When I arrived nearly every neighbor and many passersby were standing around asking one another what was going on.
We’ve all been a part of that group. Down the street we see fire engines and police cars and start trying to gather all the information we can from the most irrelevant people that know as little as we do. Whatever inconsequential piece of trivia we happen to get from one person is linked with another portion of the story – whether it’s true or not – we heard from some other random guy we’ve never met until that moment in time, until finally we have an incoherent story that makes about as much sense as an Ed Wood film. Somehow what really turns out to be a smoke scare from a grease fire morphs into a story involving a bomb placed in the home because the housewife is really a drug dealer who is giving the local Chinese mafia too much competition in this Dallas suburban neighborhood.
Okay, maybe that story was a little too half-baked to be spread around the neighborhood while smoke is barreling out of the house and firefighters are dousing the home with water, but you can certainly understand the sort of embellishment that I am talking about.
So you can see why it would be problematic for a reporter to speak with a witness about what they know, because honestly they probably know more fiction than they do fact.
Obviously the reporter is going to speak with the fire chief or police officer at the scene, but for some reason we think some commentary from an unknown face in the crowd regarding what they think is happening will confirm any lingering questions the television audience or readership might have.

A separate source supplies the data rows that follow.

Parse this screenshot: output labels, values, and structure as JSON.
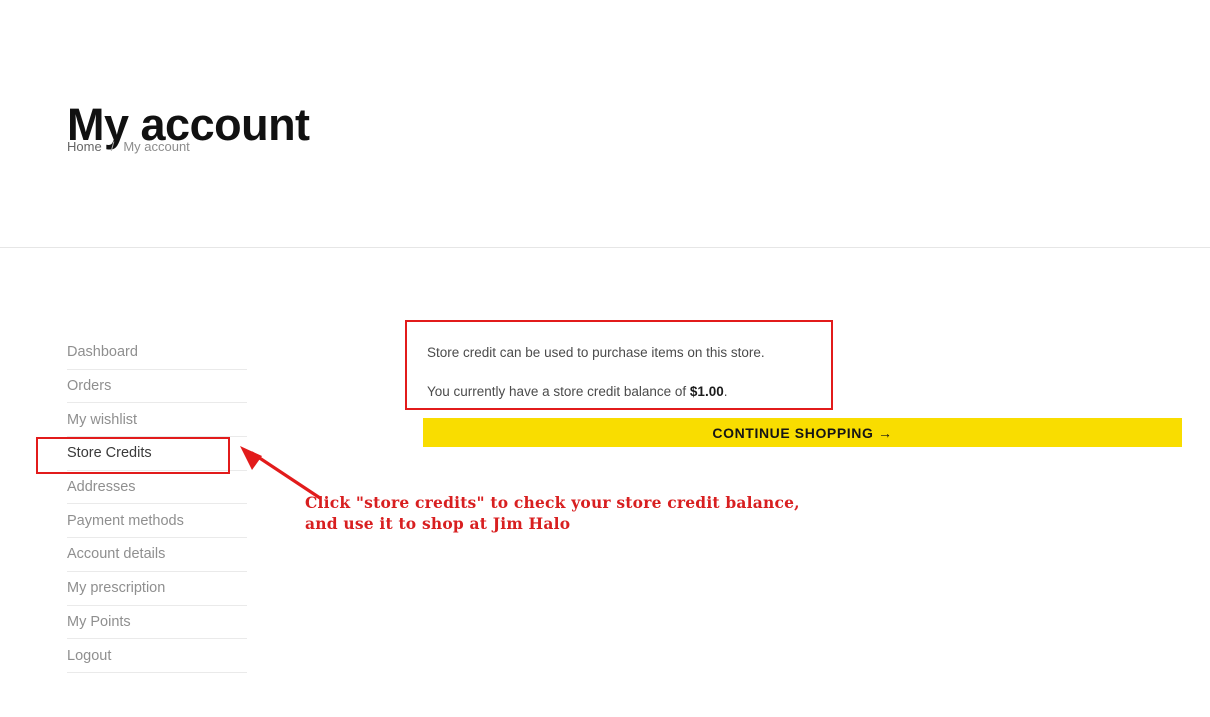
{
  "page": {
    "title": "My account",
    "background": "#ffffff"
  },
  "breadcrumb": {
    "home_label": "Home",
    "separator": "/",
    "current_label": "My account"
  },
  "sidebar": {
    "items": [
      {
        "label": "Dashboard",
        "active": false
      },
      {
        "label": "Orders",
        "active": false
      },
      {
        "label": "My wishlist",
        "active": false
      },
      {
        "label": "Store Credits",
        "active": true
      },
      {
        "label": "Addresses",
        "active": false
      },
      {
        "label": "Payment methods",
        "active": false
      },
      {
        "label": "Account details",
        "active": false
      },
      {
        "label": "My prescription",
        "active": false
      },
      {
        "label": "My Points",
        "active": false
      },
      {
        "label": "Logout",
        "active": false
      }
    ]
  },
  "content": {
    "info_line": "Store credit can be used to purchase items on this store.",
    "balance_prefix": "You currently have a store credit balance of ",
    "balance_amount": "$1.00",
    "balance_suffix": ".",
    "continue_button_label": "CONTINUE SHOPPING →"
  },
  "annotation": {
    "text": "Click \"store credits\" to check your store credit balance,\nand use it to shop at Jim Halo",
    "color": "#d81f20",
    "highlight_target": "Store Credits"
  },
  "colors": {
    "accent_yellow": "#f9dd00",
    "annotation_red": "#e21b1b",
    "text_muted": "#8f8f8f",
    "text_body": "#4b4b4b",
    "divider": "#eaeaea"
  }
}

With my cousin’s particular situation, what really was a fight over a girl inside a truck between the driver of the vehicle and a man hanging from the side of the truck was told among the neighbors as both men inside the vehicle fighting with the girl between them and one of the men fled the scene, jumped over some fences and police were still looking for him.
Clearly the truth didn’t turn into something involving turf wars between the Jets and the Sharks, but it was exaggerated somewhat by the ill informed spectators.
Because of where I work I like to make sure the public is aware of the truth and that is why I volunteered myself to speak with a news anchor on the scene. I will go into more detail about my experience in front of the camera for my three-second sound byte in next week’s column, but I can say I avoided spreading any false information by simply telling the reporter that our family wasn’t sure of what had happened prior to the truck being inside my cousin’s living room and I couldn’t give any possible details regarding that part of the incident.
Next time you are standing outside a house on fire or watching an arrest take place in front of some restaurant, you might want to wait until that night to watch the news or read your local newspaper and get the facts before calling the people in your five and blabbing some falsified story that turns out to be anything but true.